Être, de 2005, comprend sa chanson la plus autobiographique, Fils de la Vie, « Le p’tit Moïse en culottes courtes cueille l’avenir le vent en poupe », à son père Abraham et ce prémonitoire « J’ai mis trente années pour te perdre, une nuit pour te rejoindre », l’hommage à la Bretagne Breizh ardente où la musique celte rejoint la Méditerranée ou même l’Afrique.
Le cinquième CD appartient au XXIe siècle, avec dix-huit chansons des six derniers albums de Morice Benin, conscient du temps passé, goûtant la joie d’être en vie. Instants d’éternité, 2009 résonne comme un testament : « Juste l’oubli du cadran de nos âges » mais aussi « Le goût de tout recommencer ».
Deux albums en 2009, Atteindre, issu d’une première réédition de dix-huit très anciens enregistrements en cassette comprenant divers auteurs poètes de Khalil Gibran à Luc Marie-Dauchez, tels La vraie force : « Apprivoiser la faiblesse » en passant par Vasca , Bruno Ruiz ou Philippe Forcioli, et bien d’autres, regroupés par thème, de Naître à Partir, en passant par Agir, Éprouver, Aimer… ; et L’élan, avec cet hommage à la flamme du petit garçon qu’il était, de l’homme qu’il est devenu, poussière d’étoile dans le monde qui l’entoure, le si émouvant Tu es partout.
Suivent Des astres annoncés (2012), Infiniment (2014) et L’inespéré (2017) dont j’ai eu la chance de vous présenter des chansons, à Aix en 2017, avec le pianiste Dominique Dumont. Nous sommes beaux… Carrière validée, ce formulaire de la Caisse Nationale de Retraite qui, à 65 ans semblait lui intimer de se taire, dont il a fait une chanson burlesque tout à fait dans la lignée de ses toutes premières chansons, où il nous redit « Je chanterai après ma mort », et à laquelle Quarante ans sont passés, « Et je chante encore » semble répondre… Et puis Juste l’heure en septembre 2020.
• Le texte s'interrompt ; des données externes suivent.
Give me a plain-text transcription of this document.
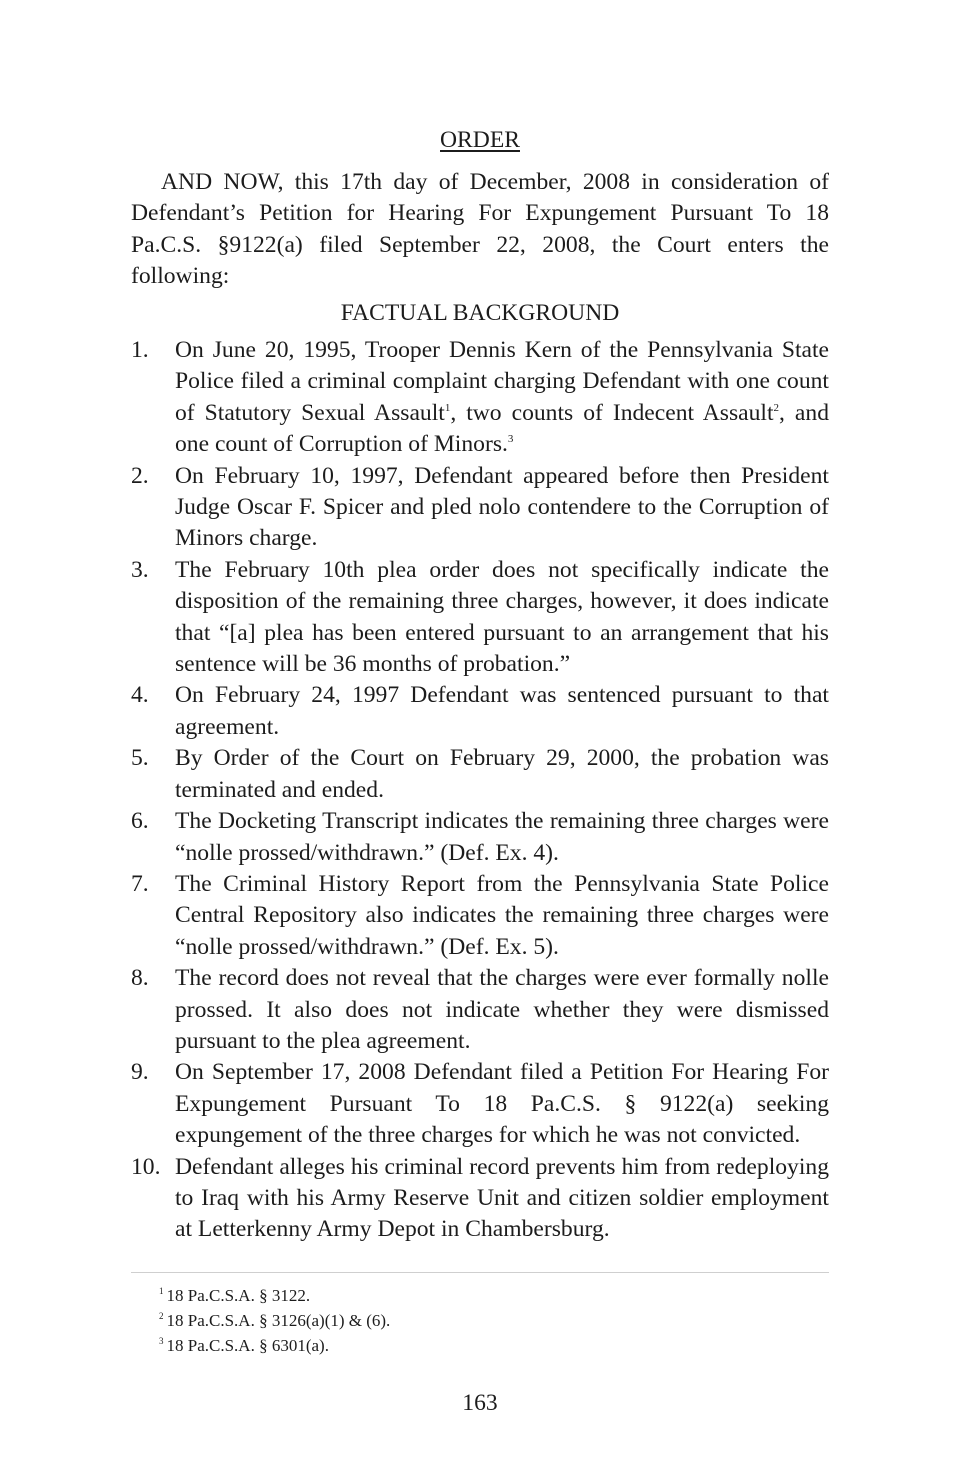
ORDER
AND NOW, this 17th day of December, 2008 in consideration of Defendant’s Petition for Hearing For Expungement Pursuant To 18 Pa.C.S. §9122(a) filed September 22, 2008, the Court enters the following:
FACTUAL BACKGROUND
1.	On June 20, 1995, Trooper Dennis Kern of the Pennsylvania State Police filed a criminal complaint charging Defendant with one count of Statutory Sexual Assault$^1$, two counts of Indecent Assault$^2$, and one count of Corruption of Minors.$^3$
2.	On February 10, 1997, Defendant appeared before then President Judge Oscar F. Spicer and pled nolo contendere to the Corruption of Minors charge.
3.	The February 10th plea order does not specifically indicate the disposition of the remaining three charges, however, it does indicate that “[a] plea has been entered pursuant to an arrangement that his sentence will be 36 months of probation.”
4.	On February 24, 1997 Defendant was sentenced pursuant to that agreement.
5.	By Order of the Court on February 29, 2000, the probation was terminated and ended.
6.	The Docketing Transcript indicates the remaining three charges were “nolle prossed/withdrawn.” (Def. Ex. 4).
7.	The Criminal History Report from the Pennsylvania State Police Central Repository also indicates the remaining three charges were “nolle prossed/withdrawn.” (Def. Ex. 5).
8.	The record does not reveal that the charges were ever formally nolle prossed. It also does not indicate whether they were dismissed pursuant to the plea agreement.
9.	On September 17, 2008 Defendant filed a Petition For Hearing For Expungement Pursuant To 18 Pa.C.S. § 9122(a) seeking expungement of the three charges for which he was not convicted.
10. Defendant alleges his criminal record prevents him from redeploying to Iraq with his Army Reserve Unit and citizen soldier employment at Letterkenny Army Depot in Chambersburg.
$^1$ 18 Pa.C.S.A. § 3122.
$^2$ 18 Pa.C.S.A. § 3126(a)(1) & (6).
$^3$ 18 Pa.C.S.A. § 6301(a).
163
En octobre 2020, il se tenait « prêt à venir chanter là où l’on me demande », et proposait pour le printemps de développer ses « Chants sourciers ». Il y a trois ans, le 19 janvier 2021, nous l’avons perdu. Mais la source n’est pas tarie, vous pouvez déjà vous procurer cette anthologie, qui vaut infiniment plus que son prix spécial en ce moment. Et explorer patiemment tout cet immense répertoire, certains albums sont disponibles sur la boutique de son site, avec aussi ce Journal d’un saltimbanque, La vie absolument, qui est une autobiographie, un livre d’art et de pensée vivante, qui pourrait bien devenir votre livre de chevet. Et si vous voyez annoncer le spectacle Je chante pour demain autour de l’œuvre de Morice Bénin, courez-y sans hésitation !
Morice Benin, Je chanterai après ma mort, Coffret Cinq CD, EPM, 2023
Le compte de Morice Benin, c’est ici. Ce que NosEnchanteurs en a déjà dit, là. Vous pouvez vous procurer cette anthologie chez EPM et certains albums ainsi que son Journal sur la boutique de son site.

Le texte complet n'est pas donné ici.